VlmConvertModel drops generation settings when building VlmEngineInput

## Summary

`docling/models/stages/vlm_convert/vlm_convert_model.py` currently rebuilds `VlmEngineInput` with hardcoded or dropped generation settings in both `__call__()` and `process_images()`.

On current `main` (commit `c7615123e6b9d8b5e772e54496db24d8adc64d92`), the stage forwards the prompt and image, but it does not forward the rest of the generation config carried by the VLM preset/model spec:

- `max_new_tokens` from `VlmModelSpec` is ignored and replaced with `4096`
- `stop_strings` from `VlmModelSpec` are dropped
- `temperature` is hardcoded to `0.0`
- `extra_generation_config` is dropped entirely

The same stage also does synchronous `page.image` fetch/rasterization and PIL Lanczos resize work before `predict_batch()` without any preprocessing timing in the debug logs.

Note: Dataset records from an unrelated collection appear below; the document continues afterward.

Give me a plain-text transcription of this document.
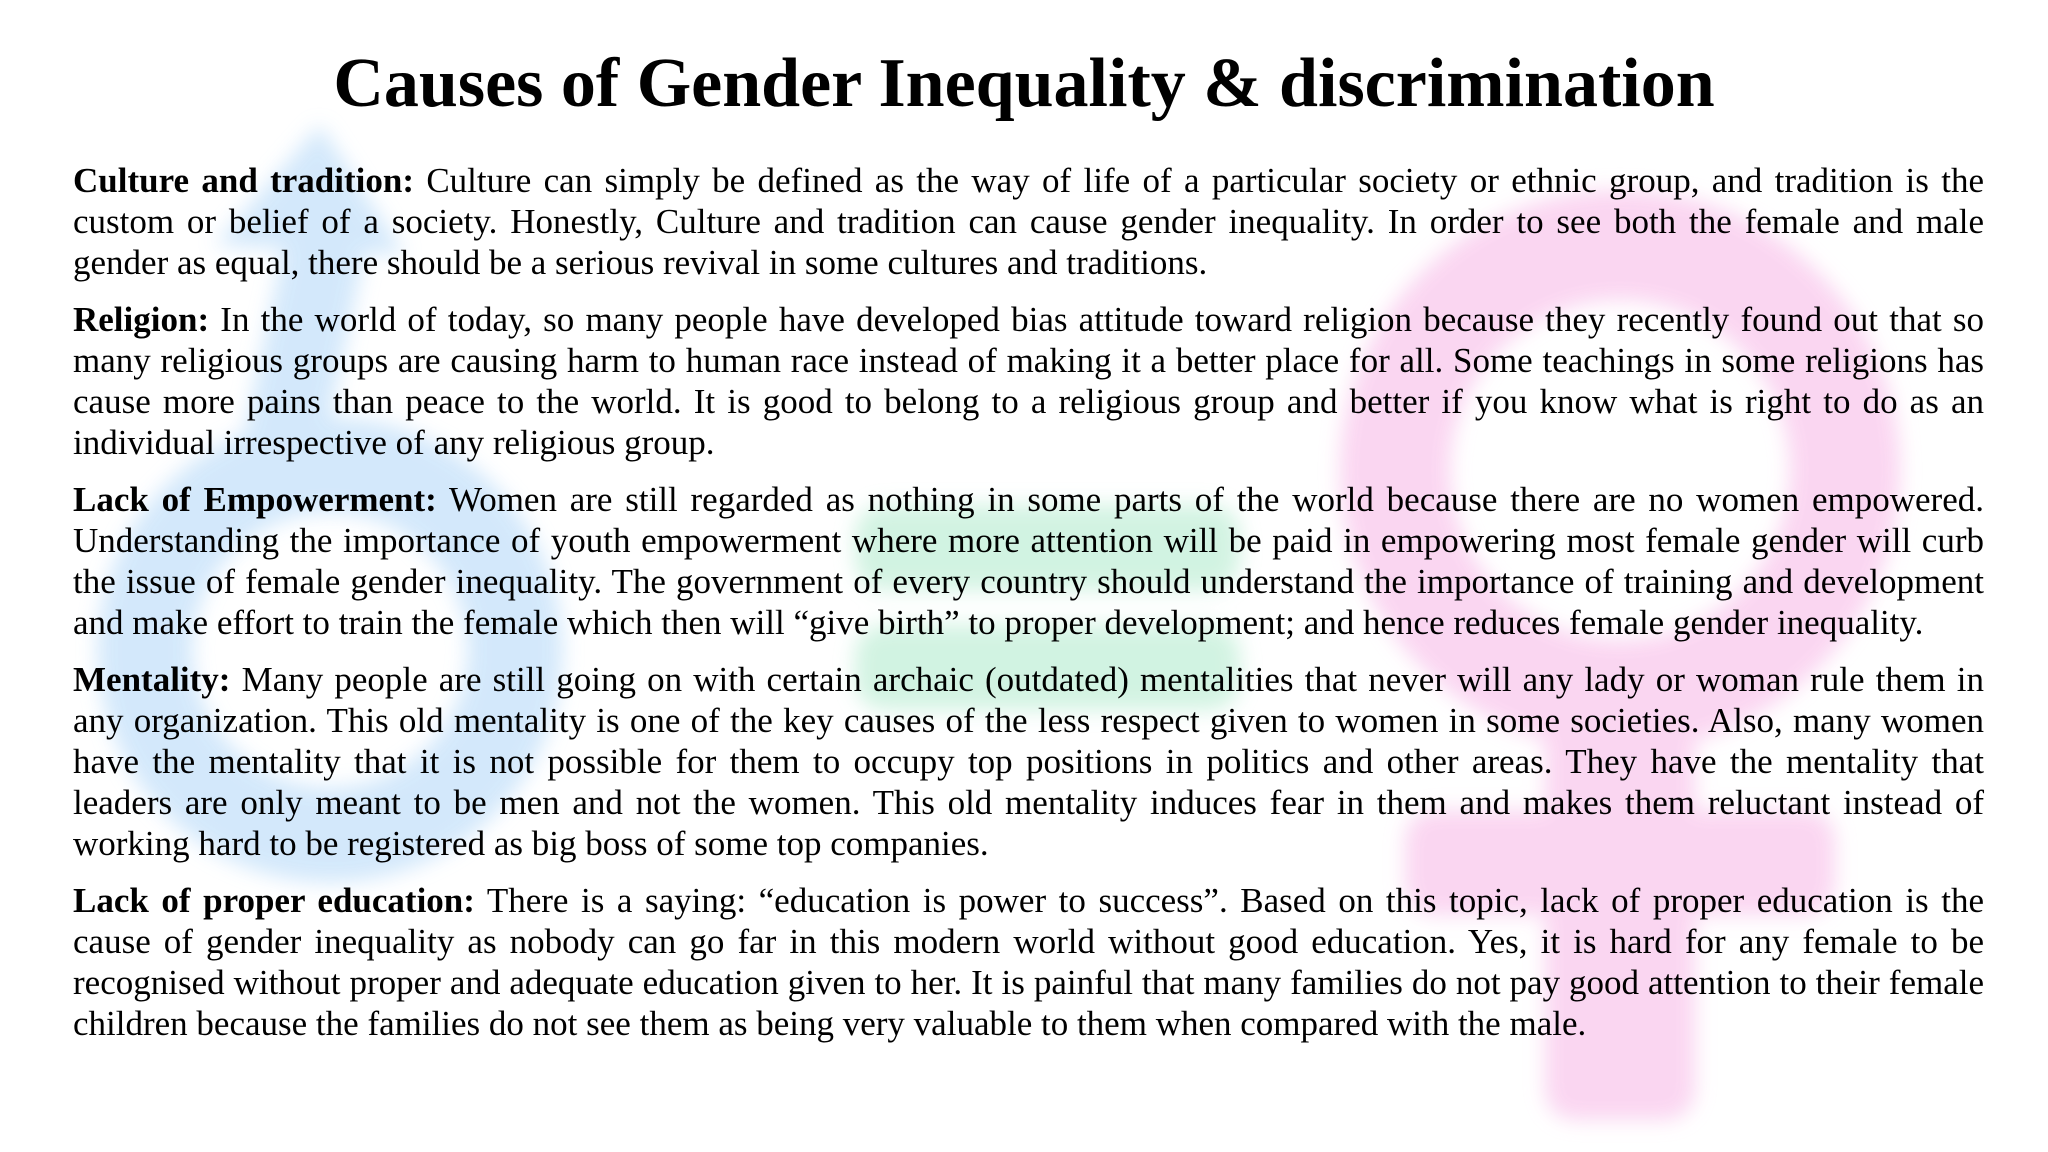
Causes of Gender Inequality & discrimination

Culture and tradition: Culture can simply be defined as the way of life of a particular society or ethnic group, and tradition is the custom or belief of a society. Honestly, Culture and tradition can cause gender inequality. In order to see both the female and male gender as equal, there should be a serious revival in some cultures and traditions.

Religion: In the world of today, so many people have developed bias attitude toward religion because they recently found out that so many religious groups are causing harm to human race instead of making it a better place for all. Some teachings in some religions has cause more pains than peace to the world. It is good to belong to a religious group and better if you know what is right to do as an individual irrespective of any religious group.

Lack of Empowerment: Women are still regarded as nothing in some parts of the world because there are no women empowered. Understanding the importance of youth empowerment where more attention will be paid in empowering most female gender will curb the issue of female gender inequality. The government of every country should understand the importance of training and development and make effort to train the female which then will “give birth” to proper development; and hence reduces female gender inequality.

Mentality: Many people are still going on with certain archaic (outdated) mentalities that never will any lady or woman rule them in any organization. This old mentality is one of the key causes of the less respect given to women in some societies. Also, many women have the mentality that it is not possible for them to occupy top positions in politics and other areas. They have the mentality that leaders are only meant to be men and not the women. This old mentality induces fear in them and makes them reluctant instead of working hard to be registered as big boss of some top companies.

Lack of proper education: There is a saying: “education is power to success”. Based on this topic, lack of proper education is the cause of gender inequality as nobody can go far in this modern world without good education. Yes, it is hard for any female to be recognised without proper and adequate education given to her. It is painful that many families do not pay good attention to their female children because the families do not see them as being very valuable to them when compared with the male.
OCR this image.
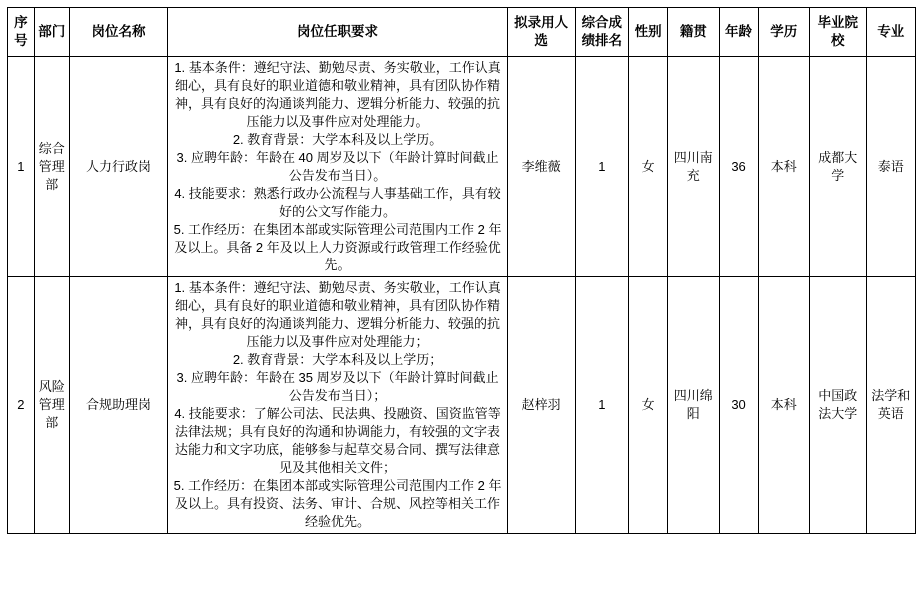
序号	部门	岗位名称	岗位任职要求	拟录用人选	综合成绩排名	性别	籍贯	年龄	学历	毕业院校	专业
1	综合管理部	人力行政岗	1. 基本条件：遵纪守法、勤勉尽责、务实敬业，工作认真细心，具有良好的职业道德和敬业精神，具有团队协作精神，具有良好的沟通谈判能力、逻辑分析能力、较强的抗压能力以及事件应对处理能力。

2. 教育背景：大学本科及以上学历。

3. 应聘年龄：年龄在 40 周岁及以下（年龄计算时间截止公告发布当日）。

4. 技能要求：熟悉行政办公流程与人事基础工作，具有较好的公文写作能力。

5. 工作经历：在集团本部或实际管理公司范围内工作 2 年及以上。具备 2 年及以上人力资源或行政管理工作经验优先。	李维薇	1	女	四川南充	36	本科	成都大学	泰语
2	风险管理部	合规助理岗	1. 基本条件：遵纪守法、勤勉尽责、务实敬业，工作认真细心，具有良好的职业道德和敬业精神，具有团队协作精神，具有良好的沟通谈判能力、逻辑分析能力、较强的抗压能力以及事件应对处理能力；

2. 教育背景：大学本科及以上学历；

3. 应聘年龄：年龄在 35 周岁及以下（年龄计算时间截止公告发布当日）；

4. 技能要求：了解公司法、民法典、投融资、国资监管等法律法规；具有良好的沟通和协调能力，有较强的文字表达能力和文字功底，能够参与起草交易合同、撰写法律意见及其他相关文件；

5. 工作经历：在集团本部或实际管理公司范围内工作 2 年及以上。具有投资、法务、审计、合规、风控等相关工作经验优先。	赵梓羽	1	女	四川绵阳	30	本科	中国政法大学	法学和英语
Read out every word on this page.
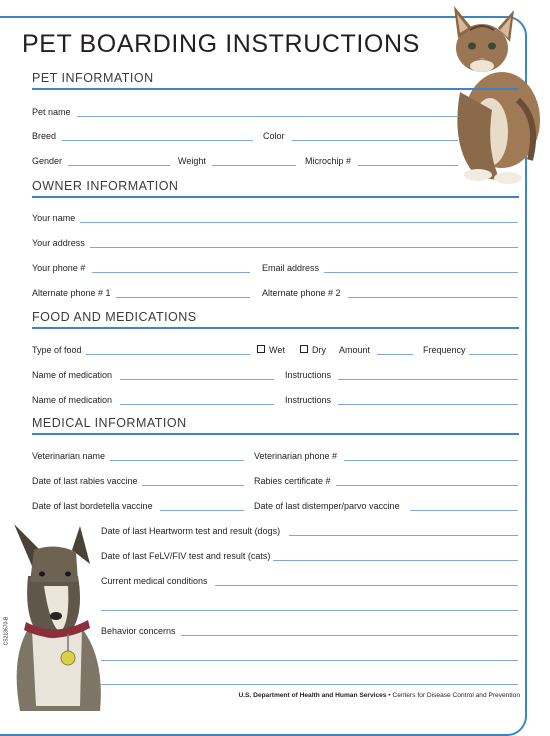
PET BOARDING INSTRUCTIONS
PET INFORMATION
Pet name
Breed	Color
Gender	Weight	Microchip #
OWNER INFORMATION
Your name
Your address
Your phone #	Email address
Alternate phone # 1	Alternate phone # 2
FOOD AND MEDICATIONS
Type of food	Wet	Dry Amount	Frequency
Name of medication	Instructions
Name of medication	Instructions
MEDICAL INFORMATION
Veterinarian name	Veterinarian phone #
Date of last rabies vaccine	Rabies certificate #
Date of last bordetella vaccine	Date of last distemper/parvo vaccine
Date of last Heartworm test and result (dogs)
Date of last FeLV/FIV test and result (cats)
Current medical conditions
Behavior concerns
CS213670-B
U.S. Department of Health and Human Services • Centers for Disease Control and Prevention
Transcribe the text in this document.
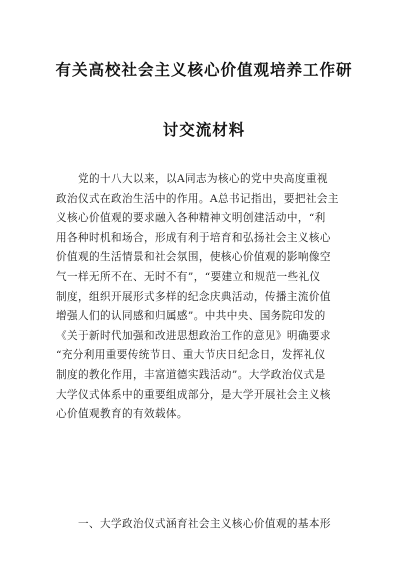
有关高校社会主义核心价值观培养工作研
讨交流材料
党的十八大以来，以A同志为核心的党中央高度重视
政治仪式在政治生活中的作用。A总书记指出，要把社会主
义核心价值观的要求融入各种精神文明创建活动中，“利
用各种时机和场合，形成有利于培育和弘扬社会主义核心
价值观的生活情景和社会氛围，使核心价值观的影响像空
气一样无所不在、无时不有”，“要建立和规范一些礼仪
制度，组织开展形式多样的纪念庆典活动，传播主流价值
增强人们的认同感和归属感”。中共中央、国务院印发的
《关于新时代加强和改进思想政治工作的意见》明确要求
“充分利用重要传统节日、重大节庆日纪念日，发挥礼仪
制度的教化作用，丰富道德实践活动”。大学政治仪式是
大学仪式体系中的重要组成部分，是大学开展社会主义核
心价值观教育的有效载体。
一、大学政治仪式涵育社会主义核心价值观的基本形
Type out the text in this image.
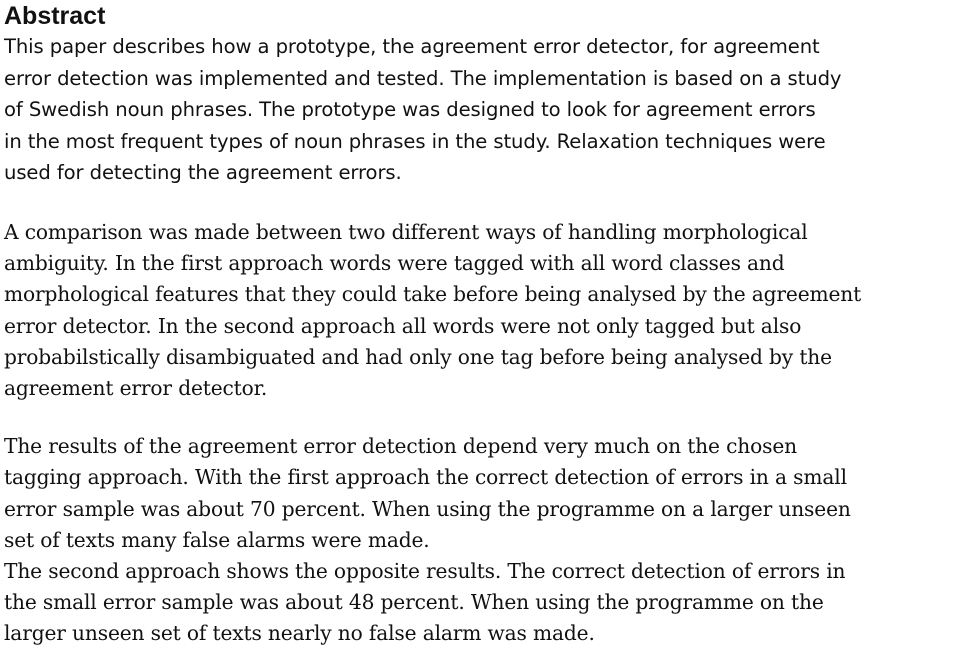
Abstract
This paper describes how a prototype, the agreement error detector, for agreement
error detection was implemented and tested. The implementation is based on a study
of Swedish noun phrases. The prototype was designed to look for agreement errors
in the most frequent types of noun phrases in the study. Relaxation techniques were
used for detecting the agreement errors.
A comparison was made between two different ways of handling morphological
ambiguity. In the first approach words were tagged with all word classes and
morphological features that they could take before being analysed by the agreement
error detector. In the second approach all words were not only tagged but also
probabilstically disambiguated and had only one tag before being analysed by the
agreement error detector.
The results of the agreement error detection depend very much on the chosen
tagging approach. With the first approach the correct detection of errors in a small
error sample was about 70 percent. When using the programme on a larger unseen
set of texts many false alarms were made.
The second approach shows the opposite results. The correct detection of errors in
the small error sample was about 48 percent. When using the programme on the
larger unseen set of texts nearly no false alarm was made.
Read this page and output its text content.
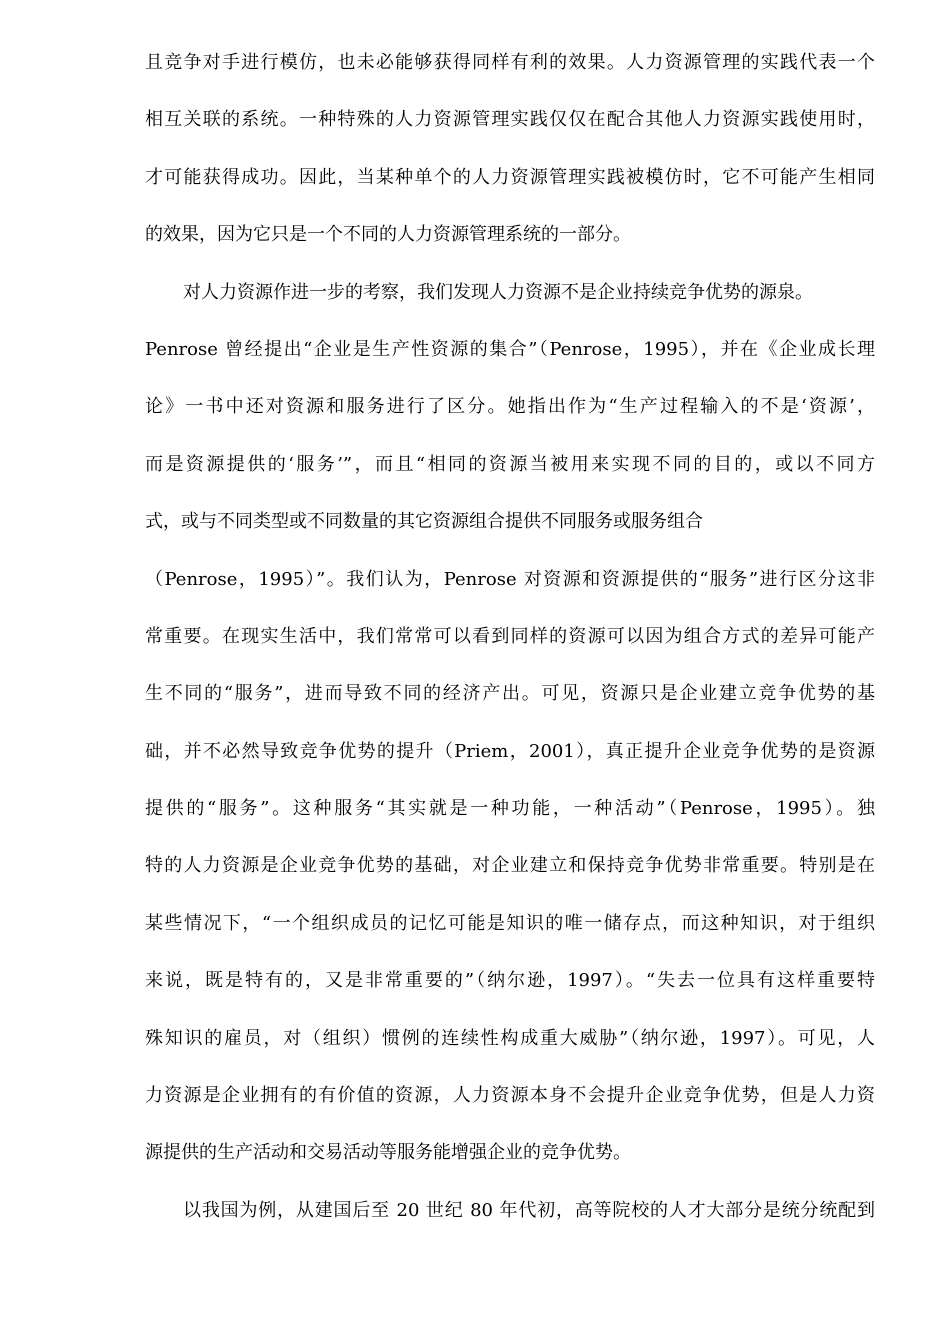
且竞争对手进行模仿，也未必能够获得同样有利的效果。人力资源管理的实践代表一个
相互关联的系统。一种特殊的人力资源管理实践仅仅在配合其他人力资源实践使用时，
才可能获得成功。因此，当某种单个的人力资源管理实践被模仿时，它不可能产生相同
的效果，因为它只是一个不同的人力资源管理系统的一部分。
对人力资源作进一步的考察，我们发现人力资源不是企业持续竞争优势的源泉。
Penrose 曾经提出“企业是生产性资源的集合”（Penrose，1995），并在《企业成长理
论》一书中还对资源和服务进行了区分。她指出作为“生产过程输入的不是‘资源’，
而是资源提供的‘服务’”，而且“相同的资源当被用来实现不同的目的，或以不同方
式，或与不同类型或不同数量的其它资源组合提供不同服务或服务组合
（Penrose，1995）”。我们认为，Penrose 对资源和资源提供的“服务”进行区分这非
常重要。在现实生活中，我们常常可以看到同样的资源可以因为组合方式的差异可能产
生不同的“服务”，进而导致不同的经济产出。可见，资源只是企业建立竞争优势的基
础，并不必然导致竞争优势的提升（Priem，2001），真正提升企业竞争优势的是资源
提供的“服务”。这种服务“其实就是一种功能，一种活动”（Penrose，1995）。独
特的人力资源是企业竞争优势的基础，对企业建立和保持竞争优势非常重要。特别是在
某些情况下，“一个组织成员的记忆可能是知识的唯一储存点，而这种知识，对于组织
来说，既是特有的，又是非常重要的”（纳尔逊，1997）。“失去一位具有这样重要特
殊知识的雇员，对（组织）惯例的连续性构成重大威胁”（纳尔逊，1997）。可见，人
力资源是企业拥有的有价值的资源，人力资源本身不会提升企业竞争优势，但是人力资
源提供的生产活动和交易活动等服务能增强企业的竞争优势。
以我国为例，从建国后至 20 世纪 80 年代初，高等院校的人才大部分是统分统配到
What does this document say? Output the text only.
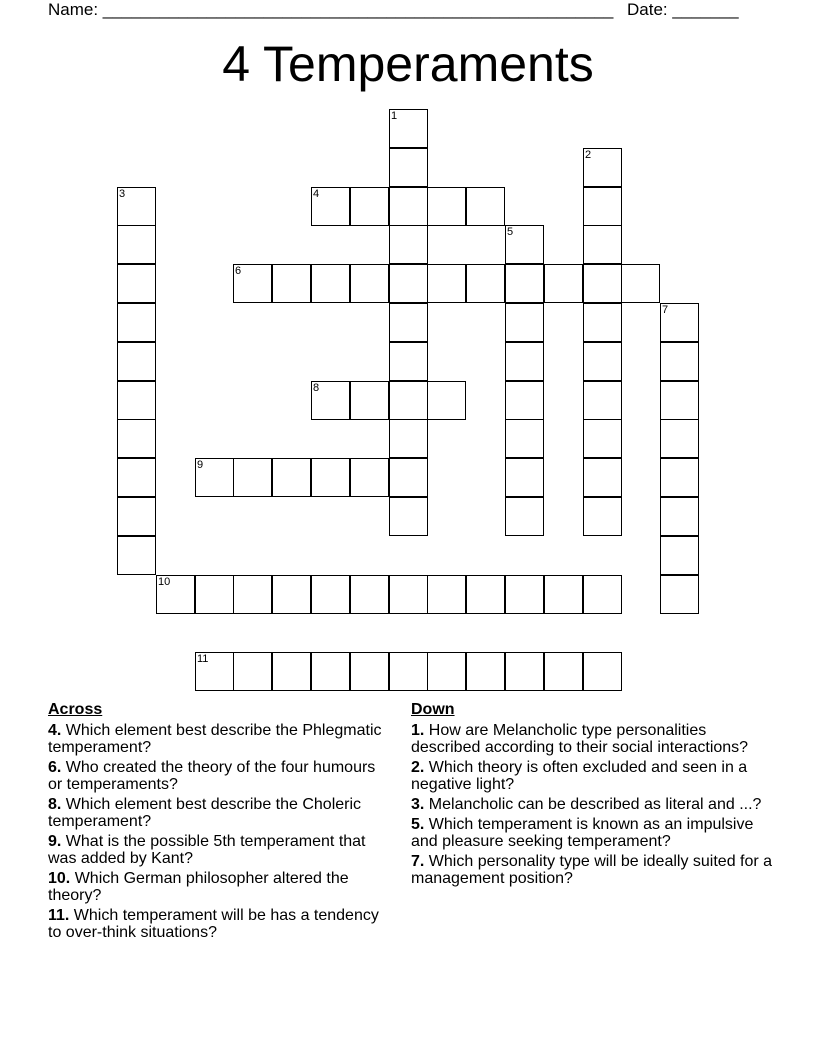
Name: ______________________________________________________ Date: _______
4 Temperaments
1
2
3	4
5
6
7
8
9
10
11
Across
4. Which element best describe the Phlegmatic temperament?
6. Who created the theory of the four humours or temperaments?
8. Which element best describe the Choleric temperament?
9. What is the possible 5th temperament that was added by Kant?
10. Which German philosopher altered the theory?
11. Which temperament will be has a tendency to over-think situations?
Down
1. How are Melancholic type personalities described according to their social interactions?
2. Which theory is often excluded and seen in a negative light?
3. Melancholic can be described as literal and ...?
5. Which temperament is known as an impulsive and pleasure seeking temperament?
7. Which personality type will be ideally suited for a management position?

On large page rasters that can look like a hang: CPU busy, GPU mostly idle, no batch handed to the engine yet.

## Why this is a problem

### Runtime configuration is partially inert

Inference engines already consume these fields from `VlmEngineInput`, for example:

- `transformers_engine.py` reads `first_input.max_new_tokens`, `first_input.stop_strings`, and `first_input.extra_generation_config`
- `vllm_engine.py` reads `first_input.temperature`, `first_input.max_new_tokens`, `first_input.stop_strings`, and `first_input.extra_generation_config`
- `api_openai_compatible_engine.py` reads `input_data.temperature`, `input_data.max_new_tokens`, `input_data.stop_strings`, and `input_data.extra_generation_config`

But `VlmConvertModel` strips most of that information at the stage boundary, so tuning the preset/model spec does not reliably reach the engine.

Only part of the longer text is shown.